I know that kind of place (built in the 30’s, rustic and charming, pure beach with no bulkhead, direct access to the saltwater, Heaven) just isn’t out there anymore, and even if that sweet young man could find something similar, just about everyone in Western Washington would want to buy it – I’d have to get in line behind Bill Gates.  Then I asked him, to keep the fantasy going, what would be the five best things to do with our home if we ever found that cabin and wanted to sell our little 40’s bungalow in the city. It seemed like a nice little bit of conversation. I thought he would suggest things like clear out the clutter, re-finish the floors, re-do the kitchen cabinets, get stainless steel appliances, etc.  I watch Home and Garden TV, I watch House Hunters, I know that American families want granite counter tops and walk-in closets.  I was interested in what he had to say about our house. He visited several times during the long house hunt.  Here’s the Number One bit of advice he gave me:

“Well, don’t get rid of any of your books. Those books and bookcases will sell your house.”

So. Back onto the shelf the books go, for the crassest of reasons: they look good. I feel like a woman who has had an affair, ready to abandon the love of my life, my high school sweetheart, for some flim-flam man.  My books know I was unfaithful. Oh, dear. How to win them back?

9 responses to “On Being Unfaithful, In a Way

  1. I relate to this so much and the ending comments were so funny! Thanks for the chuckle! I had no idea, like you, that books would sell a house.

  2. Books are very forgiving…I’m sure they won’t hold it against you:-)

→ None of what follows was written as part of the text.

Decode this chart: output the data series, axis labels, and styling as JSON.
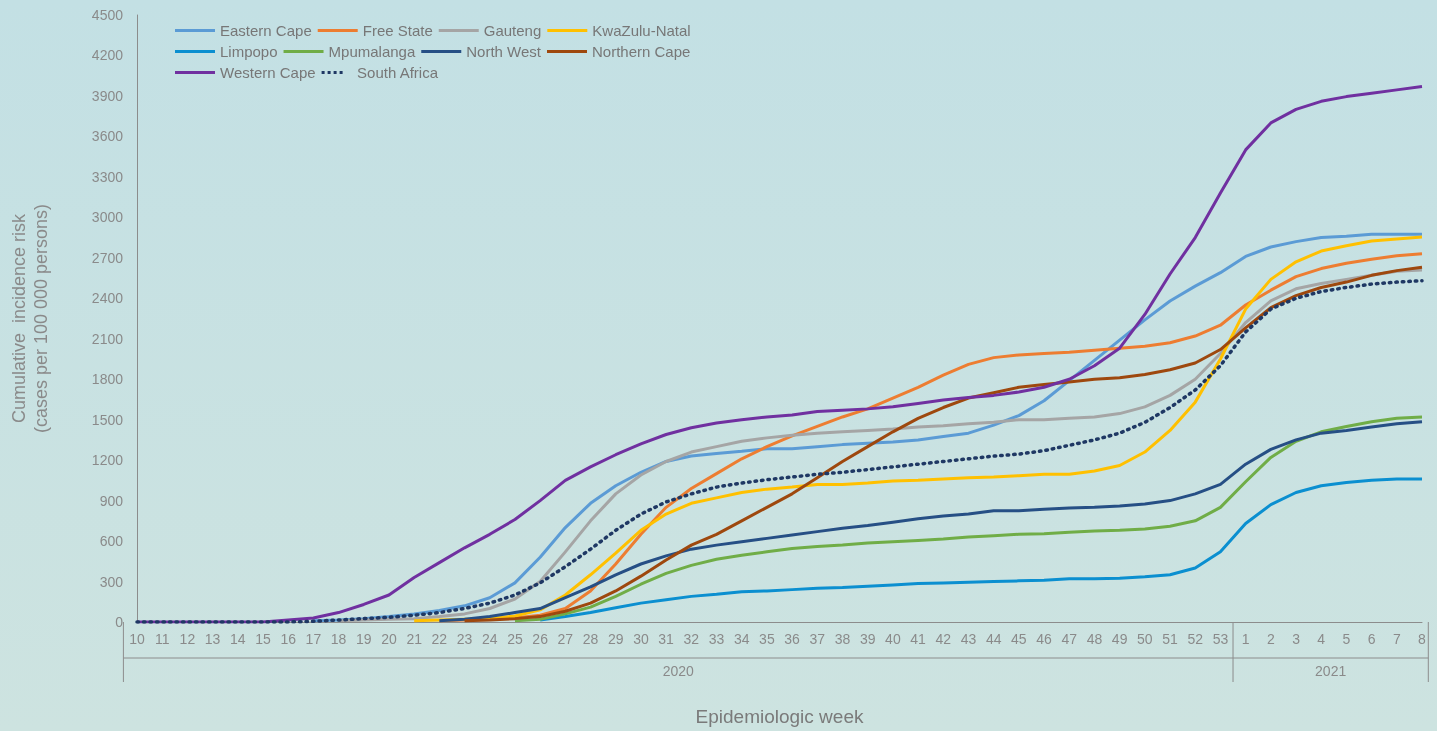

  3. I know the joy of decluttering a household, including books. Your home will be just as sellable with a few less books and perhaps some “objet” on an empty stretch of shelf or even just a glimpse of shelf. It’s a more restful appearance, and your mind will appreciate the simpler look.

  4. Yes, Sarah, restful was the goal! So – more thought obviously required about what kind of noise those books are making.

  5. I really enjoyed this post!

  6. Pingback: Fairy Tales | Books Around The Table

  7. I love this! How does your real estate agent feel about teetering piles of books spread throughout the house like strange stalagmites?

  8. Kate, the realtor seemed blind to the mess!